Le travail n’est pas la panacée
L’écrivain Mabrouck Rachedi pastiche l’actualité. Ce mois-ci, l’auteur de “Toutes les couleurs de mon drapeau” met en parallèle la montée de l’extrême droite et la perte de sens dans nos sociétés.
L’extrême droite a récolté 17,8 % des voix lors des législatives suédoises, soit 5 % de plus que lors du scrutin précédent. Si c’est en dessous des prévisions, difficile de se réjouir de voir le parti mal nommé des Démocrates de Suède poindre à la troisième place d’une élection nationale. La question se pose de savoir si, comme en Italie, au Danemark, en Norvège, au Pays-Bas, en Bulgarie, en Slovaquie, en Autriche, en Finlande, l’extrême droite intégrera une coalition gouvernementale. En dehors des urnes, en Allemagne, des slogans nazis ont été entendus à Köthen et à Chemnitz lors de manifestations anti-migrants. Ces exemples, parmi d’autres, illustrent la lame de fond xénophobe qui frappe non seulement l’Europe, mais aussi le monde entier.
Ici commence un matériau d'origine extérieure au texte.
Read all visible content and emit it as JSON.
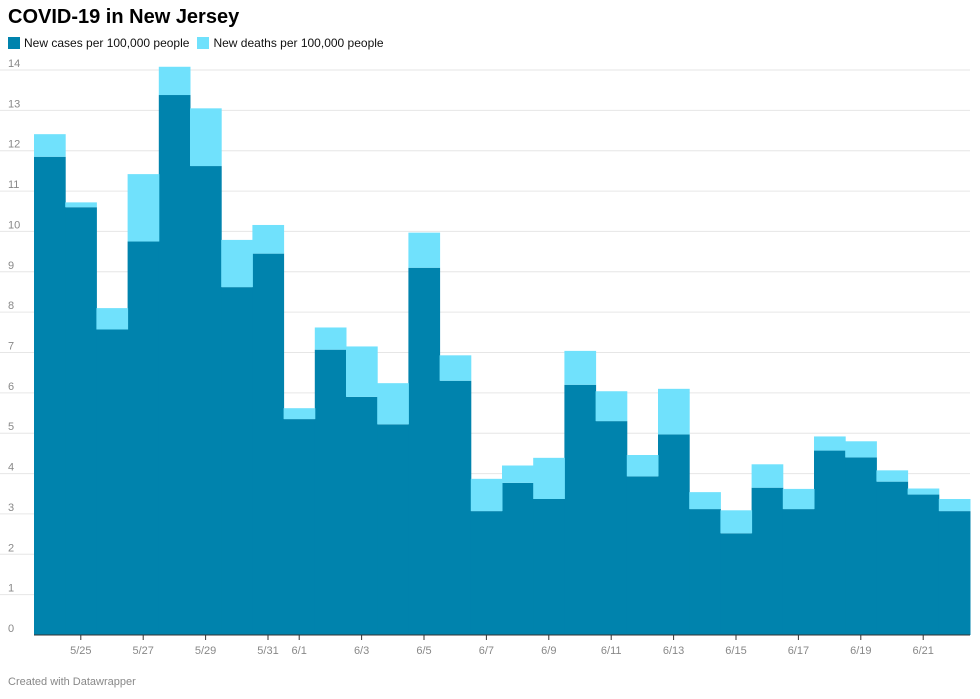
{
  "chart_data": {
    "type": "bar",
    "stacked": true,
    "title": "COVID-19 in New Jersey",
    "xlabel": "",
    "ylabel": "",
    "ylim": [
      0,
      14
    ],
    "yticks": [
      0,
      1,
      2,
      3,
      4,
      5,
      6,
      7,
      8,
      9,
      10,
      11,
      12,
      13,
      14
    ],
    "grid": true,
    "legend": "top-left",
    "categories": [
      "5/24",
      "5/25",
      "5/26",
      "5/27",
      "5/28",
      "5/29",
      "5/30",
      "5/31",
      "6/1",
      "6/2",
      "6/3",
      "6/4",
      "6/5",
      "6/6",
      "6/7",
      "6/8",
      "6/9",
      "6/10",
      "6/11",
      "6/12",
      "6/13",
      "6/14",
      "6/15",
      "6/16",
      "6/17",
      "6/18",
      "6/19",
      "6/20",
      "6/21",
      "6/22"
    ],
    "xtick_labels": [
      "5/25",
      "5/27",
      "5/29",
      "5/31",
      "6/1",
      "6/3",
      "6/5",
      "6/7",
      "6/9",
      "6/11",
      "6/13",
      "6/15",
      "6/17",
      "6/19",
      "6/21"
    ],
    "series": [
      {
        "name": "New cases per 100,000 people",
        "color": "#0083ad",
        "values": [
          11.85,
          10.6,
          7.57,
          9.75,
          13.38,
          11.62,
          8.62,
          9.45,
          5.35,
          7.07,
          5.9,
          5.22,
          9.1,
          6.3,
          3.07,
          3.77,
          3.37,
          6.2,
          5.3,
          3.93,
          4.97,
          3.12,
          2.52,
          3.65,
          3.12,
          4.57,
          4.4,
          3.8,
          3.48,
          3.07
        ]
      },
      {
        "name": "New deaths per 100,000 people",
        "color": "#70e1fc",
        "values": [
          0.56,
          0.12,
          0.53,
          1.67,
          0.7,
          1.43,
          1.17,
          0.71,
          0.27,
          0.55,
          1.25,
          1.02,
          0.87,
          0.63,
          0.8,
          0.43,
          1.02,
          0.84,
          0.74,
          0.53,
          1.13,
          0.42,
          0.57,
          0.58,
          0.5,
          0.35,
          0.4,
          0.28,
          0.15,
          0.3
        ]
      }
    ],
    "credit": "Created with Datawrapper"
  }
}
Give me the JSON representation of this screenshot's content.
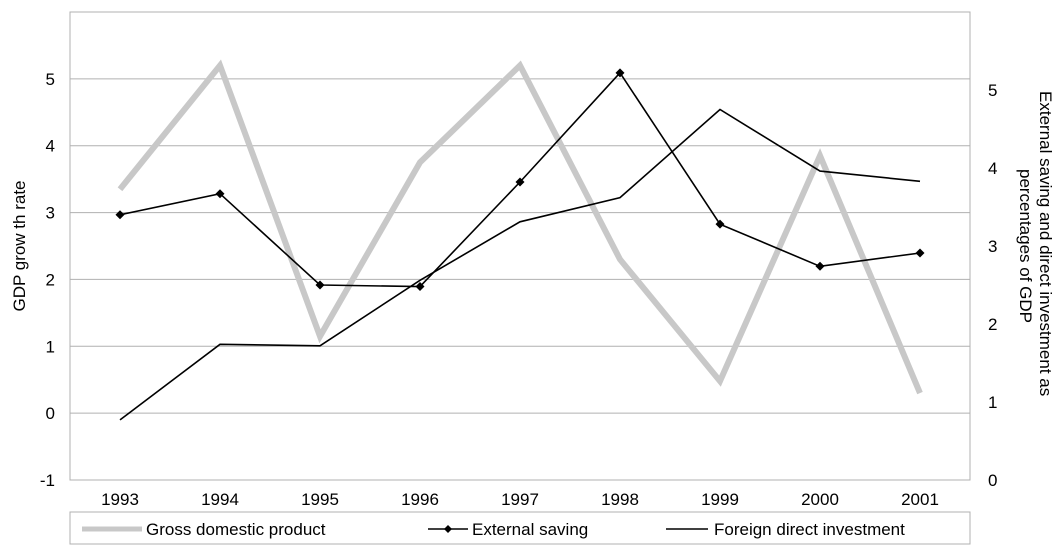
{
  "chart_data": {
    "type": "line",
    "categories": [
      "1993",
      "1994",
      "1995",
      "1996",
      "1997",
      "1998",
      "1999",
      "2000",
      "2001"
    ],
    "y_left": {
      "label": "GDP grow th rate",
      "ylim": [
        -1,
        6
      ],
      "ticks": [
        "-1",
        "0",
        "1",
        "2",
        "3",
        "4",
        "5"
      ]
    },
    "y_right": {
      "label_lines": [
        "External saving and direct investment as",
        "percentages of GDP"
      ],
      "ylim": [
        0,
        6
      ],
      "ticks": [
        "0",
        "1",
        "2",
        "3",
        "4",
        "5"
      ]
    },
    "grid": true,
    "legend_position": "bottom",
    "series": [
      {
        "name": "Gross domestic product",
        "axis": "left",
        "color": "#c8c8c8",
        "marker": "none",
        "values": [
          3.35,
          5.2,
          1.15,
          3.75,
          5.2,
          2.3,
          0.48,
          3.85,
          0.3
        ]
      },
      {
        "name": "External saving",
        "axis": "right",
        "color": "#000000",
        "marker": "diamond",
        "values": [
          3.4,
          3.67,
          2.5,
          2.48,
          3.82,
          5.22,
          3.28,
          2.74,
          2.91
        ]
      },
      {
        "name": "Foreign direct investment",
        "axis": "right",
        "color": "#000000",
        "marker": "none",
        "values": [
          0.77,
          1.74,
          1.72,
          2.56,
          3.31,
          3.62,
          4.75,
          3.96,
          3.83
        ]
      }
    ]
  }
}
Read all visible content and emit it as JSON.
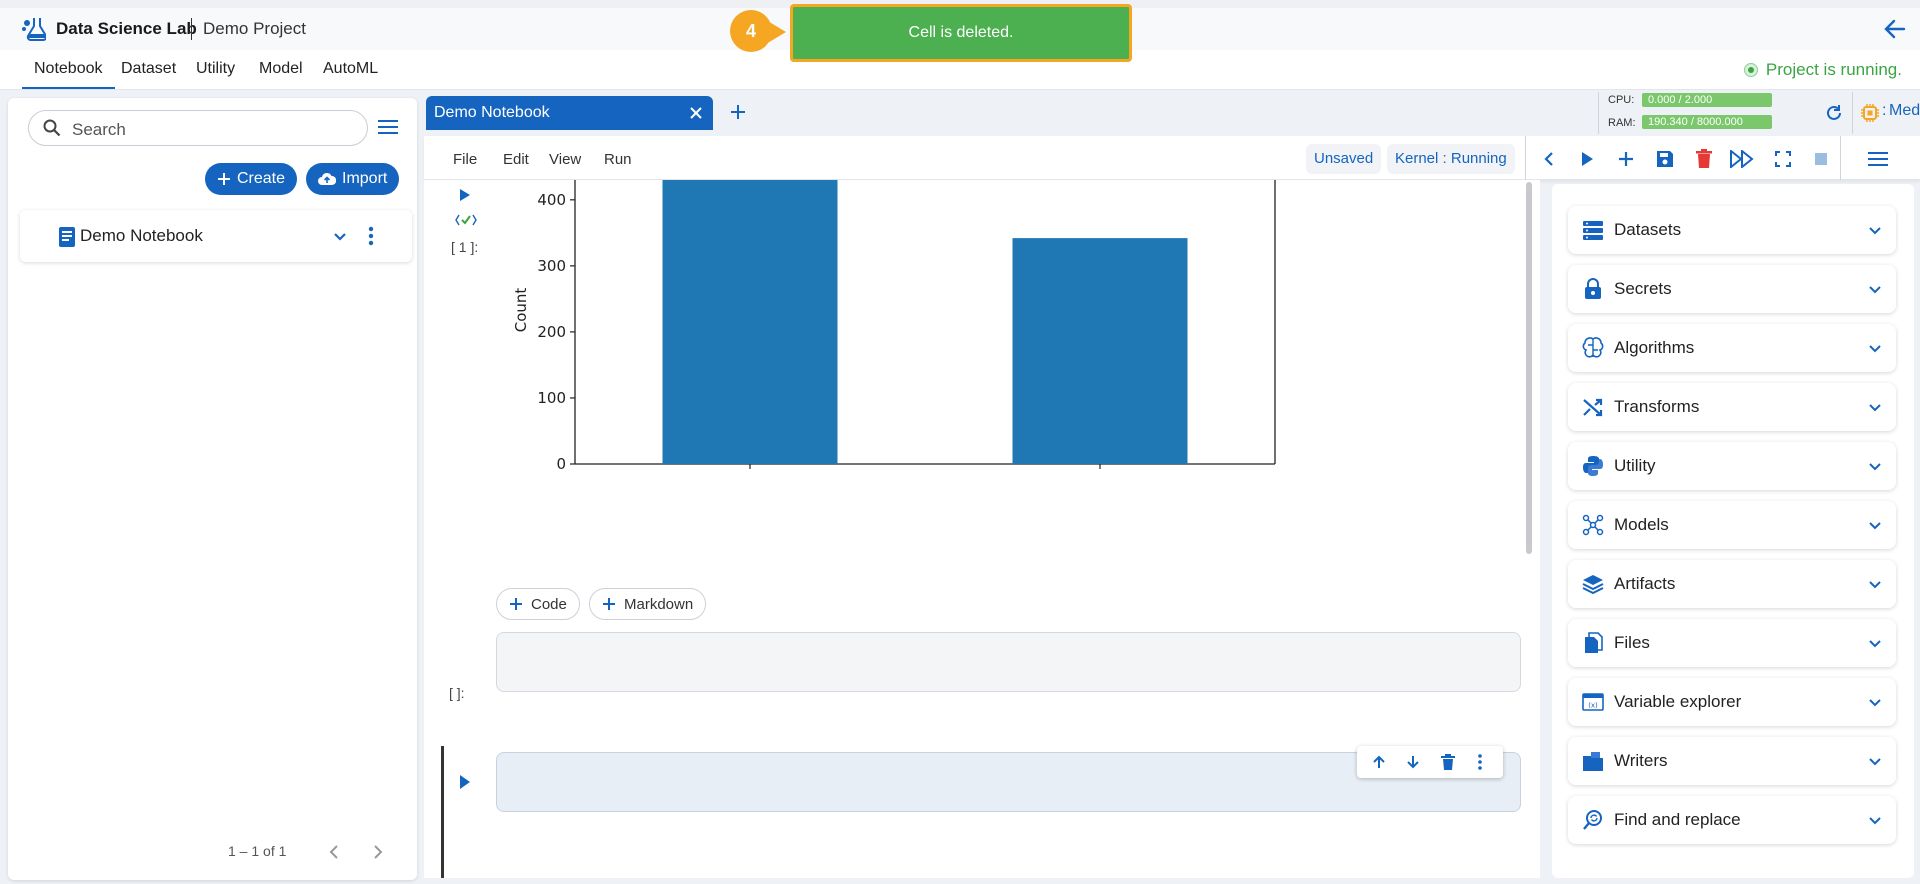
{
  "header": {
    "app_title": "Data Science Lab",
    "project_name": "Demo Project"
  },
  "menu": {
    "items": [
      "Notebook",
      "Dataset",
      "Utility",
      "Model",
      "AutoML"
    ],
    "status": "Project is running."
  },
  "left_panel": {
    "search_placeholder": "Search",
    "create_label": "Create",
    "import_label": "Import",
    "notebook_name": "Demo Notebook",
    "pagination": "1 – 1 of 1"
  },
  "tab": {
    "title": "Demo Notebook"
  },
  "resources": {
    "cpu_label": "CPU:",
    "cpu_value": "0.000 / 2.000",
    "ram_label": "RAM:",
    "ram_value": "190.340 / 8000.000",
    "size_prefix": ":",
    "size_label": "Medium"
  },
  "toolbar": {
    "menus": [
      "File",
      "Edit",
      "View",
      "Run"
    ],
    "save_state": "Unsaved",
    "kernel_status": "Kernel : Running"
  },
  "cells": {
    "executed_prompt": "[ 1 ]:",
    "empty_prompt": "[   ]:",
    "add_code_label": "Code",
    "add_markdown_label": "Markdown"
  },
  "chart_data": {
    "type": "bar",
    "ylabel": "Count",
    "ylim": [
      0,
      430
    ],
    "yticks": [
      0,
      100,
      200,
      300,
      400
    ],
    "values": [
      430,
      342
    ],
    "categories": [
      "",
      ""
    ],
    "color": "#1f77b4"
  },
  "right_panel": {
    "sections": [
      {
        "label": "Datasets",
        "icon": "datasets-icon"
      },
      {
        "label": "Secrets",
        "icon": "secrets-icon"
      },
      {
        "label": "Algorithms",
        "icon": "algorithms-icon"
      },
      {
        "label": "Transforms",
        "icon": "transforms-icon"
      },
      {
        "label": "Utility",
        "icon": "utility-icon"
      },
      {
        "label": "Models",
        "icon": "models-icon"
      },
      {
        "label": "Artifacts",
        "icon": "artifacts-icon"
      },
      {
        "label": "Files",
        "icon": "files-icon"
      },
      {
        "label": "Variable explorer",
        "icon": "variable-explorer-icon"
      },
      {
        "label": "Writers",
        "icon": "writers-icon"
      },
      {
        "label": "Find and replace",
        "icon": "find-replace-icon"
      }
    ]
  },
  "toast": {
    "step": "4",
    "message": "Cell is deleted."
  },
  "colors": {
    "primary": "#1565c0",
    "success": "#4caf50",
    "highlight": "#f5a623",
    "danger": "#e53935"
  }
}
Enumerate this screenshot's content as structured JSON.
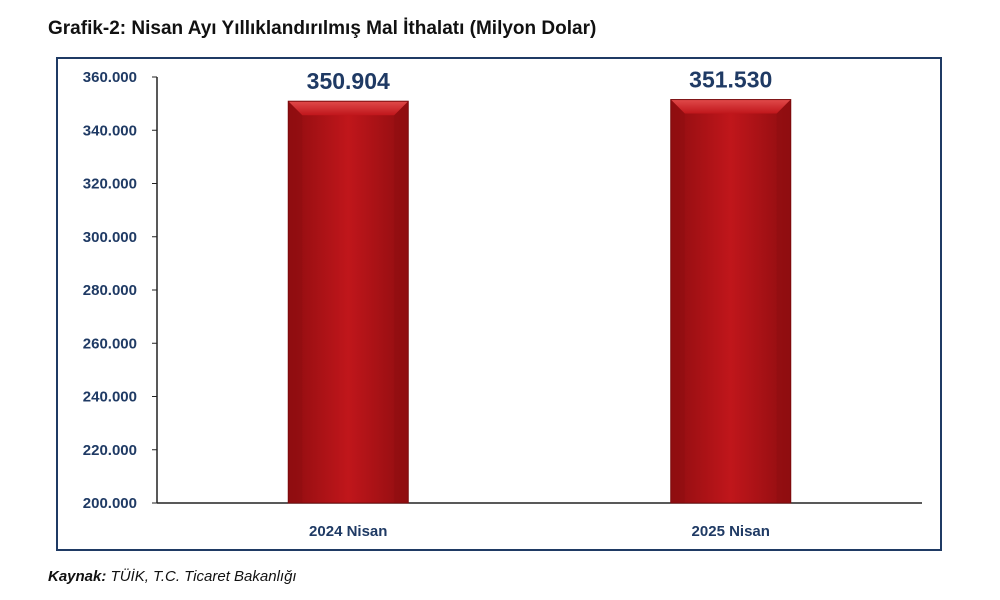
{
  "title": "Grafik-2: Nisan Ayı Yıllıklandırılmış Mal İthalatı (Milyon Dolar)",
  "source": {
    "label": "Kaynak:",
    "text": "TÜİK, T.C. Ticaret Bakanlığı"
  },
  "colors": {
    "bar": "#c0161b",
    "bar_dark": "#8f0d10",
    "bar_light": "#e04a4a",
    "axis_text": "#1f3a64",
    "frame": "#1f3a64"
  },
  "chart_data": {
    "type": "bar",
    "title": "Grafik-2: Nisan Ayı Yıllıklandırılmış Mal İthalatı (Milyon Dolar)",
    "categories": [
      "2024 Nisan",
      "2025 Nisan"
    ],
    "values": [
      350904,
      351530
    ],
    "data_labels": [
      "350.904",
      "351.530"
    ],
    "xlabel": "",
    "ylabel": "",
    "ylim": [
      200000,
      360000
    ],
    "yticks": [
      200000,
      220000,
      240000,
      260000,
      280000,
      300000,
      320000,
      340000,
      360000
    ],
    "ytick_labels": [
      "200.000",
      "220.000",
      "240.000",
      "260.000",
      "280.000",
      "300.000",
      "320.000",
      "340.000",
      "360.000"
    ],
    "grid": false,
    "legend": "none"
  }
}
Parmi les pays où l’extrême droite prospère, les situations sont contrastées. Certains sont d’anciens pays colonisateurs, d’autres non. Certains sont en crise économique, d’autres en plein-emploi. Certains ont une forte population d’immigrés ou issue de l’immigration, d’autres en ont peu. Il semblerait qu’il y ait d’autres mécanismes en jeu que la mémoire coloniale, la santé économique ou la présence migratoire et qu’ils soient propres à des systèmes, qui produisent un certain mal-être, à l’origine de la peur de l’autre.
Des métiers vides de sens
Ce mal-être existe au cœur du système, dans la création de richesse. En aval, le travail aliène. En amont, la distribution est inégale. La double peine s’abat sur les sans-emploi, exclus et sous pression. L’anthropologue David Graeber parle de “bullshit jobs”*, soit des “emplois à la con” dont l’utilité sociale est discutable et qui n’épanouissent pas les salariés. Au lieu de libérer le travailleur, la technologie a accéléré ce processus qui vide de sens un métier : le but était de répondre à un besoin en le transformant en emploi, lequel vise à créer de la valeur financière captée par une oligarchie. Les rapports en entreprise et les rapports sociaux en général sont régis par l’absurde. On souffre au travail pour pouvoir consommer des objets, dont la valeur est déterminée socialement plus que par un réel besoin. On achètera le vêtement ou le véhicule que tout le monde veut. Même dans ses choix, le citoyen-consommateur est aliéné.
La mise en place d’un Bonheur national brut
Il existe pourtant une réelle aspiration au changement. On n’a jamais publié autant de livres sur le développement personnel, organisé autant de conférences sur le bien-être en entreprise, produit autant de feel good movies… Mais au lieu d’inspirer le changement, ils fonctionnent comme une bulle d’air pour supporter le réel asphyxiant. Cela relève du même raisonnement que jouer au Loto : chacun sait qu’il est presque impossible de gagner, mais rêver de ce que l’on pourrait faire en cas de gain suffit. Le rêve aide à supporter et à détourner la réalité et la nécessité du changement.
Le Bhoutan a mis en place un Bonheur national brut (BNB), en plus du sacro-saint Produit intérieur brut (PIB), pour valoriser d’autres critères que les indicateurs macro-économiques. C’est un pas dans la bonne direction mais, outre l’effort des états, il nous revient de définir quels contours nous voulons donner à notre bonheur. La pyramide de Maslow hiérarchise les besoins humains en cinq étages : les besoins physiques, la sécurité, l’appartenance, l’estime, puis l’accomplissement de soi. Si nous ne savons pas comment nous accomplir individuellement et collectivement, nous verrons dans l’autre le malheur qui vient de nous-mêmes et l’étranger en sera le bouc émissaire tout désigné.
* Bullshit Jobs de David Graeber, éd. Les liens qui libèrent (mai 2018), 416 p., 25 €.